Berita7 — JAKARTA – Menteri Sekretaris Negara Prasetyo Hadi mengungkapkan kemungkinan adanya penurunan anggaran untuk program Makan Bergizi Gratis (MBG) setelah dilakukan evaluasi besar-besaran terhadap pelaksanaannya. Hal ini sejalan dengan pernyataan Menteri Keuangan yang juga telah menyampaikan potensi efisiensi anggaran.

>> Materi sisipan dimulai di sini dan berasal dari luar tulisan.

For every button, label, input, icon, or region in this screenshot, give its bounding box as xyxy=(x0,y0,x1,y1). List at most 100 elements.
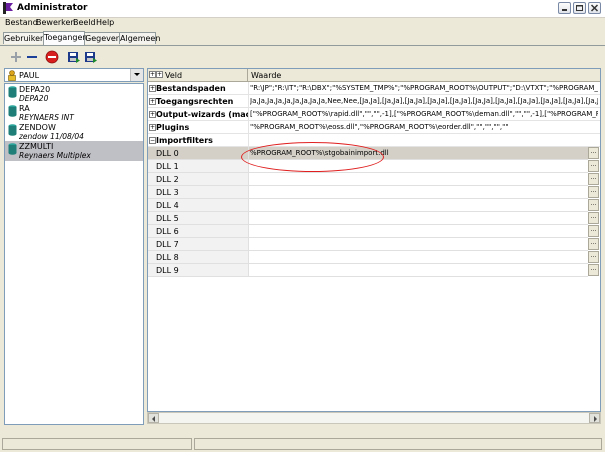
importfilter-row[interactable]: DLL 8 ... xyxy=(148,251,600,264)
scroll-left-button[interactable] xyxy=(148,413,159,423)
importfilter-value-field[interactable] xyxy=(248,160,588,173)
importfilter-value-field[interactable]: %PROGRAM_ROOT%\stgobainimport.dll xyxy=(248,147,588,160)
tab-toegangen[interactable]: Toegangen xyxy=(43,31,87,45)
scroll-right-button[interactable] xyxy=(589,413,600,423)
importfilter-value-field[interactable] xyxy=(248,173,588,186)
importfilter-value-field[interactable] xyxy=(248,264,588,277)
property-row[interactable]: + Output-wizards (machinest ["%PROGRAM_R… xyxy=(148,108,600,121)
expand-icon[interactable]: + xyxy=(149,98,156,105)
user-select-dropdown-button[interactable] xyxy=(130,69,143,81)
database-icon xyxy=(8,86,17,98)
expand-icon[interactable]: + xyxy=(149,111,156,118)
property-value[interactable]: "R:\JP";"R:\IT";"R:\DBX";"%SYSTEM_TMP%";… xyxy=(250,84,598,92)
importfilter-row[interactable]: DLL 4 ... xyxy=(148,199,600,212)
save-as-icon[interactable] xyxy=(84,50,98,64)
importfilter-name: DLL 4 xyxy=(156,201,179,210)
browse-button[interactable]: ... xyxy=(588,238,599,250)
importfilter-row[interactable]: DLL 5 ... xyxy=(148,212,600,225)
collapse-all-icon[interactable]: + xyxy=(156,71,163,78)
menu-bar: Bestand Bewerken Beeld Help xyxy=(0,17,605,29)
column-header-veld[interactable]: Veld xyxy=(165,71,182,80)
importfilter-name-cell: DLL 5 xyxy=(148,212,248,225)
status-bar xyxy=(0,436,605,452)
tab-gebruikers[interactable]: Gebruikers xyxy=(3,32,48,44)
status-panel xyxy=(194,438,602,450)
importfilter-name: DLL 8 xyxy=(156,253,179,262)
property-value[interactable]: Ja,Ja,Ja,Ja,Ja,Ja,Ja,Ja,Ja,Nee,Nee,[Ja,J… xyxy=(250,97,598,105)
importfilter-name-cell: DLL 6 xyxy=(148,225,248,238)
property-row[interactable]: + Toegangsrechten Ja,Ja,Ja,Ja,Ja,Ja,Ja,J… xyxy=(148,95,600,108)
database-item-selected[interactable]: ZZMULTI Reynaers Multiplex xyxy=(5,141,143,161)
importfilter-name: DLL 9 xyxy=(156,266,179,275)
importfilter-name: DLL 1 xyxy=(156,162,179,171)
browse-button[interactable]: ... xyxy=(588,264,599,276)
property-value[interactable]: "%PROGRAM_ROOT%\eoss.dll","%PROGRAM_ROOT… xyxy=(250,123,598,131)
database-list[interactable]: DEPA20 DEPA20 RA REYNAERS INT ZENDOW zen… xyxy=(4,83,144,425)
menu-bestand[interactable]: Bestand xyxy=(5,18,38,27)
database-name: DEPA20 xyxy=(19,85,51,94)
importfilter-row-selected[interactable]: DLL 0 %PROGRAM_ROOT%\stgobainimport.dll … xyxy=(148,147,600,160)
importfilter-row[interactable]: DLL 7 ... xyxy=(148,238,600,251)
tab-divider xyxy=(0,45,605,46)
importfilter-name: DLL 7 xyxy=(156,240,179,249)
remove-icon[interactable] xyxy=(25,50,39,64)
expand-icon[interactable]: + xyxy=(149,85,156,92)
expand-all-icon[interactable]: + xyxy=(149,71,156,78)
horizontal-scrollbar[interactable] xyxy=(147,412,601,424)
importfilter-value-field[interactable] xyxy=(248,225,588,238)
add-icon[interactable] xyxy=(9,50,23,64)
minimize-button[interactable] xyxy=(558,2,571,14)
maximize-button[interactable] xyxy=(573,2,586,14)
importfilter-name: DLL 6 xyxy=(156,227,179,236)
property-row[interactable]: + Bestandspaden "R:\JP";"R:\IT";"R:\DBX"… xyxy=(148,82,600,95)
importfilter-value-field[interactable] xyxy=(248,186,588,199)
browse-button[interactable]: ... xyxy=(588,251,599,263)
collapse-icon[interactable]: − xyxy=(149,137,156,144)
property-row[interactable]: + Plugins "%PROGRAM_ROOT%\eoss.dll","%PR… xyxy=(148,121,600,134)
browse-button[interactable]: ... xyxy=(588,173,599,185)
property-row-importfilters[interactable]: − Importfilters xyxy=(148,134,600,147)
browse-button[interactable]: ... xyxy=(588,225,599,237)
save-icon[interactable] xyxy=(67,50,81,64)
importfilter-row[interactable]: DLL 2 ... xyxy=(148,173,600,186)
browse-button[interactable]: ... xyxy=(588,186,599,198)
arrow-right-icon xyxy=(594,416,597,422)
property-value[interactable]: ["%PROGRAM_ROOT%\rapid.dll","","",-1],["… xyxy=(250,110,598,118)
close-button[interactable] xyxy=(588,2,601,14)
expand-icon[interactable]: + xyxy=(149,124,156,131)
importfilter-value-field[interactable] xyxy=(248,199,588,212)
database-item[interactable]: DEPA20 DEPA20 xyxy=(5,84,143,104)
property-name: Toegangsrechten xyxy=(156,97,234,106)
tab-gegevens[interactable]: Gegevens xyxy=(84,32,125,44)
importfilter-row[interactable]: DLL 3 ... xyxy=(148,186,600,199)
user-lock-icon xyxy=(8,70,16,81)
importfilter-name: DLL 5 xyxy=(156,214,179,223)
database-icon xyxy=(8,124,17,136)
importfilter-row[interactable]: DLL 9 ... xyxy=(148,264,600,277)
row-divider xyxy=(248,134,249,147)
browse-button[interactable]: ... xyxy=(588,160,599,172)
importfilter-value-field[interactable] xyxy=(248,251,588,264)
importfilter-value-field[interactable] xyxy=(248,212,588,225)
database-item[interactable]: ZENDOW zendow 11/08/04 xyxy=(5,122,143,142)
browse-button[interactable]: ... xyxy=(588,199,599,211)
browse-button[interactable]: ... xyxy=(588,212,599,224)
importfilter-row[interactable]: DLL 6 ... xyxy=(148,225,600,238)
stop-icon[interactable] xyxy=(45,50,59,64)
status-panel xyxy=(2,438,192,450)
menu-bewerken[interactable]: Bewerken xyxy=(36,18,76,27)
column-header-waarde[interactable]: Waarde xyxy=(251,71,281,80)
column-divider[interactable] xyxy=(247,69,248,81)
property-name: Plugins xyxy=(156,123,190,132)
row-divider xyxy=(248,95,249,108)
menu-beeld[interactable]: Beeld xyxy=(73,18,96,27)
property-name: Importfilters xyxy=(156,136,213,145)
database-item[interactable]: RA REYNAERS INT xyxy=(5,103,143,123)
browse-button[interactable]: ... xyxy=(588,147,599,159)
importfilter-value-field[interactable] xyxy=(248,238,588,251)
menu-help[interactable]: Help xyxy=(96,18,114,27)
importfilter-row[interactable]: DLL 1 ... xyxy=(148,160,600,173)
tab-algemeen[interactable]: Algemeen xyxy=(119,32,160,44)
user-select[interactable]: PAUL xyxy=(4,68,144,82)
app-icon xyxy=(3,2,13,14)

Prasetyo Hadi menjelaskan bahwa perbaikan manajemen di Badan Gizi Nasional (BGN) dan proses validasi data penerima manfaat menjadi kunci utama penurunan kebutuhan anggaran MBG. “Setelah proses perbaikan di manajemen atau di pimpinan Badan Gizi Nasional dan setelah ada proses validasi data ada kemungkinan akan terjadi penurunan kebutuhan anggaran MBG,” ujar Prasetyo di kompleks Istana Kepresidenan, Jakarta, Selasa (21/7/2026).
Meski belum merinci angka pasti penurunan anggaran, Prasetyo menekankan bahwa efisiensi akan terjadi pasca perbaikan data penerima manfaat dan insentif dapur MBG.
Sebelumnya, Wakil Kepala BGN Agustina Arumsari juga menyatakan hal serupa. Ia memprediksi anggaran BGN akan berkurang signifikan setelah proses pembenahan dan perbaikan tata kelola. “Kan otomatis, otomatis tuh nanti eh efisiensinya pasti akan otomatis mengikuti lah gitu ya. Jadi, kalau angka sih sementara ini mungkin saya belum bisa sebutkan, tapi sudah yang jelas sudah tidak Rp 268 triliun deh, sudah jauh berkurang, tapi angkanya karena saya masih berjalan prosesnya, saya belum bisa sebutkan ya,” ungkap Agustina di Kompleks Istana Kepresidenan, Jakarta Pusat, Senin (20/7).
Anggaran BGN pada tahun ini awalnya mencapai Rp 335 triliun, namun telah direvisi menjadi Rp 268 triliun, di mana sekitar 93% dialokasikan untuk program MBG. Agustina menambahkan bahwa perhitungan hasil efisiensi masih terus berlangsung, dan timnya memiliki waktu satu bulan untuk menyelesaikan seluruh permasalahan pada program prioritas pemerintah tersebut.